L’élasticité de la demande par rapport au prix est un métrique incomplet dans notre cas de figure.
Il est fait pour mesurer la demande sur un type de produit et pas sur le produit d’une entreprise particulière.
De plus l’élasticité simple ne prend pas en compte le report de demande sur les produits de substitution. Seuls les matrices d’élasticités croisées permettent de rendre compte de ces phénomènes. Mais c’est toujours pour des catégories de produits. En aucun cas, cela ne permet de mesurer le report de la demande sur des produits concurrent à celui d’une entreprise particulière.
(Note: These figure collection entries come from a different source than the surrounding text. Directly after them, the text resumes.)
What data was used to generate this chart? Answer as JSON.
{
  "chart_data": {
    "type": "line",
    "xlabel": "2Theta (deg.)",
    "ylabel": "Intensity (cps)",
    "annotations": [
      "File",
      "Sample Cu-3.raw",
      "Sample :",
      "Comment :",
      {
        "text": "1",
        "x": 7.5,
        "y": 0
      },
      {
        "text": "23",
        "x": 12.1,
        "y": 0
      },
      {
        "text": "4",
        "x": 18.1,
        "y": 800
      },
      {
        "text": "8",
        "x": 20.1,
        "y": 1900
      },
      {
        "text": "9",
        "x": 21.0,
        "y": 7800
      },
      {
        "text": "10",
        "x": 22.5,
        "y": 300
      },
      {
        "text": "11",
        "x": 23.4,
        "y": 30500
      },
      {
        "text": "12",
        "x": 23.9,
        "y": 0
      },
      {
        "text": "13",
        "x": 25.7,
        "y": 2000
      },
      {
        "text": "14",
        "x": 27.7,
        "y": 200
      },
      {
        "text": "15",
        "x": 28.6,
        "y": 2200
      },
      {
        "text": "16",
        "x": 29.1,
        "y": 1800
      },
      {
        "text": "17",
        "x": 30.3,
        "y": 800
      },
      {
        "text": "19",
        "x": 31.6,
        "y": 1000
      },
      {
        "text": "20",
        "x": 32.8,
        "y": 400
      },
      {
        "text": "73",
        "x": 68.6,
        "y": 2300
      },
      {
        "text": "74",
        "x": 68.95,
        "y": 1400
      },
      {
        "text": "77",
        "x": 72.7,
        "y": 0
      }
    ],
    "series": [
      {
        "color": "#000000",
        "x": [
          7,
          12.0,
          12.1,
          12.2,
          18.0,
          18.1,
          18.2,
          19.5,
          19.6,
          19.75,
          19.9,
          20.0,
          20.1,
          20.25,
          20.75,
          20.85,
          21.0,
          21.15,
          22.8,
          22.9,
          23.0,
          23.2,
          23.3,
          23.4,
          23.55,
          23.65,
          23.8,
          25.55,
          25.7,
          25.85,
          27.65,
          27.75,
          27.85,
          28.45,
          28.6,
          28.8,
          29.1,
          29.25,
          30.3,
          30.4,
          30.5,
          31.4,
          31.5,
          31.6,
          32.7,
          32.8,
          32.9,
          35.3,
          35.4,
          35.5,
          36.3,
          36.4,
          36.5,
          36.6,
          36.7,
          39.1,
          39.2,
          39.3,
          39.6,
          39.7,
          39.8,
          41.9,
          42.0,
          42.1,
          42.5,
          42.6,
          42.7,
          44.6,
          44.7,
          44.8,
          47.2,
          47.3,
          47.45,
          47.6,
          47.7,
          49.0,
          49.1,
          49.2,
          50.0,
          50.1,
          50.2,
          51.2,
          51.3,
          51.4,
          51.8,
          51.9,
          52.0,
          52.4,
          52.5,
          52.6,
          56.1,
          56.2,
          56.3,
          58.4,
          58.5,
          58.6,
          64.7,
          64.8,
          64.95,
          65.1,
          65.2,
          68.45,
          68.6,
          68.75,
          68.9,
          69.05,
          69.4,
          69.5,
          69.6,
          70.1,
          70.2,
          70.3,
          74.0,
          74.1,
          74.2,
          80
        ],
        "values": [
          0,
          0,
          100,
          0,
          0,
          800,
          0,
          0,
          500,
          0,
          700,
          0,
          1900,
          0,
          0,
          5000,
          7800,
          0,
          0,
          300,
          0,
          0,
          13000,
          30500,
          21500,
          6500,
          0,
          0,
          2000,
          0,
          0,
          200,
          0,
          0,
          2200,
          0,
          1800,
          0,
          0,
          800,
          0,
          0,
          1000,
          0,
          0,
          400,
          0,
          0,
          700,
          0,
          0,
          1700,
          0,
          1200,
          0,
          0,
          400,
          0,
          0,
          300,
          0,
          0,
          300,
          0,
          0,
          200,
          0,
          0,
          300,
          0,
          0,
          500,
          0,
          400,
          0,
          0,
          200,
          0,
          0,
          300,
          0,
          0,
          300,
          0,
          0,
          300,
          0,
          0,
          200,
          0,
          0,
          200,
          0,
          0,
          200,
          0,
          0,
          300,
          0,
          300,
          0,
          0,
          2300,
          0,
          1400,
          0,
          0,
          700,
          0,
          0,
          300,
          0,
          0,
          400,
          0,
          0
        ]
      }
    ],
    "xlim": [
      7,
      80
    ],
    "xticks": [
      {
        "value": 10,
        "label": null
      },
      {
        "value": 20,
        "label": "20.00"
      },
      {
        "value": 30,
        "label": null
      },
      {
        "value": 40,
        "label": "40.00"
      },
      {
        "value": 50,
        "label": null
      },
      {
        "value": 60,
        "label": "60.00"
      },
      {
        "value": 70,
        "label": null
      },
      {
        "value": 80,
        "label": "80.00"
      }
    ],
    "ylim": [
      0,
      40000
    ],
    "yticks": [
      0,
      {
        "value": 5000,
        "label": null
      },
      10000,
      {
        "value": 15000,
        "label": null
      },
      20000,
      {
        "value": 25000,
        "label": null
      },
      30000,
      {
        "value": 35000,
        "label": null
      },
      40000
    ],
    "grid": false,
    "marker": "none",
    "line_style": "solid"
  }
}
La notion d’impact évaluable (mais pas quantifiable) permet d’avoir une idée des effets d’une variation de la valeur d’un des critères de positionnement produit.
Mais ces mesures sont qualitatives et non quantitatives comme peuvent l’être les mesures effectuées au travers de l’élasticité.
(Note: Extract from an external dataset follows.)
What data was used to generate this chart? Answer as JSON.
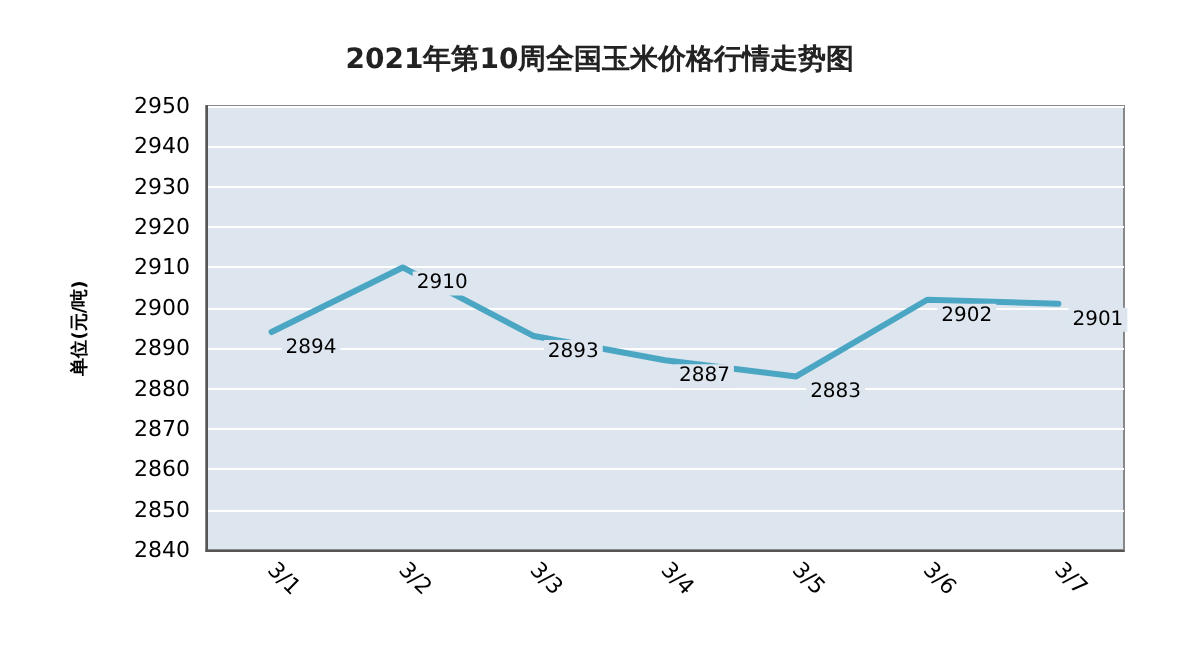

De plus l’intérêt de la mesure de l’impact c’est quelle permet de donner des indications sur des variables qui ne sont pas réellement quantifiables (comme la qualité produit). Ceci dit, en faisant le parallèle avec le balanced scorecard et son principe de métriques, il est possible de définir des indicateurs qui peuvent donner un appréciation de la qualité produit. Un tel indicateur pourrait être de taux de retour produit.
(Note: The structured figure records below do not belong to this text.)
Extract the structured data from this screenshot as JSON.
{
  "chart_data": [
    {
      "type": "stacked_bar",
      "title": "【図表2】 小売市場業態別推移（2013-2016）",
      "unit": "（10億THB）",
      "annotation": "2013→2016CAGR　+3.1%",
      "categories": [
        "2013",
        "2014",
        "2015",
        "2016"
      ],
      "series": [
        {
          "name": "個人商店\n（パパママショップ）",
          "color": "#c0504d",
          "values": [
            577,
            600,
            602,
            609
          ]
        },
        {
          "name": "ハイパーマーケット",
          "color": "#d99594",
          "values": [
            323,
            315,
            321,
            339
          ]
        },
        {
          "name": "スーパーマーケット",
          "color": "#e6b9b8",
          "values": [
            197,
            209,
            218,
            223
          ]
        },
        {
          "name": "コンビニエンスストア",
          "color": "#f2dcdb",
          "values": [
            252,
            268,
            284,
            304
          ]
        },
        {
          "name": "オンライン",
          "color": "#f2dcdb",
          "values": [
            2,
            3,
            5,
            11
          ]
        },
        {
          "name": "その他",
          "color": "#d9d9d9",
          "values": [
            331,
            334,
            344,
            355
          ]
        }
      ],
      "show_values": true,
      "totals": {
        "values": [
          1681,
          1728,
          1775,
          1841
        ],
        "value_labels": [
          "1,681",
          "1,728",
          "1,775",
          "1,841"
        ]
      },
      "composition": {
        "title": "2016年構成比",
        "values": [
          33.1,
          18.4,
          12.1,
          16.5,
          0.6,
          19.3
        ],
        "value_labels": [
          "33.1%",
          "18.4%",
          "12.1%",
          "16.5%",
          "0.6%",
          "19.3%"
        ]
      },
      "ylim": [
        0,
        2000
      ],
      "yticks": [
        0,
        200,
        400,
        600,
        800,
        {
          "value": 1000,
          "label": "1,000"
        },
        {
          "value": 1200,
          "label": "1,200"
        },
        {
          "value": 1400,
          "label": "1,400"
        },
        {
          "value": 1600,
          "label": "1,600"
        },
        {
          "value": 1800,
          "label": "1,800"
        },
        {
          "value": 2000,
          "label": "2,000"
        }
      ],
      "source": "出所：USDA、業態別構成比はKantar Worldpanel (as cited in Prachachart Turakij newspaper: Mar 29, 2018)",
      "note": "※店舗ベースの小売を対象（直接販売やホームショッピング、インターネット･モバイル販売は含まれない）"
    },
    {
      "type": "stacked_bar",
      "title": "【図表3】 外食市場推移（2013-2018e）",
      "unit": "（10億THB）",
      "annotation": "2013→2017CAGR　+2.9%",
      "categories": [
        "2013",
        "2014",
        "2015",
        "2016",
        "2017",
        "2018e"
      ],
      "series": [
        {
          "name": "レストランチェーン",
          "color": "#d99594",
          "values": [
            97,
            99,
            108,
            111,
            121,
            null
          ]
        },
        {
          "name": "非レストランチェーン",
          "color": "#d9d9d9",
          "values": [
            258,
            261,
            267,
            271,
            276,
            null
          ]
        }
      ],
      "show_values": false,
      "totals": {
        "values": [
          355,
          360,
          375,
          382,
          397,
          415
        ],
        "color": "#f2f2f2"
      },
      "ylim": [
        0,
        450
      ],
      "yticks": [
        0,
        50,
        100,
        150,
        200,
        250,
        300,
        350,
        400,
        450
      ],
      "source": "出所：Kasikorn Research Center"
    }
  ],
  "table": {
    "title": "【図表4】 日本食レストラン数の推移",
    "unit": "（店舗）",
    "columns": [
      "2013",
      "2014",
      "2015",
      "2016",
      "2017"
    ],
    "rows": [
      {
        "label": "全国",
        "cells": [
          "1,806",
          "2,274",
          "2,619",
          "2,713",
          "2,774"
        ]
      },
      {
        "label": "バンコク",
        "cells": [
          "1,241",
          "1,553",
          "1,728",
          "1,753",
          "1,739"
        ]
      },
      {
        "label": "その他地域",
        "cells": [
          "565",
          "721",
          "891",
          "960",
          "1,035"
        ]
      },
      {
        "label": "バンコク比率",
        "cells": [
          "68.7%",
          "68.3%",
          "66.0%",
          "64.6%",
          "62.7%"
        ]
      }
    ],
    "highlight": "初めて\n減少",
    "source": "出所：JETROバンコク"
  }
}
A mon sens, aucune méthode ne détient la vérité. Par contre une utilisation complémentaire et en bonne intelligence de différentes méthodes sont des atouts pour modéliser, analyser et comprendre l’environnement dans lequel les sociétés évoluent. Delà à le maitriser... Je ne franchirais pas le pas. L’environnement est tellement variable qu’il est illusoire de vouloir le maitriser.
Par contre tout cela donne des atouts pour que les entreprises puissent anticiper et s’adapter.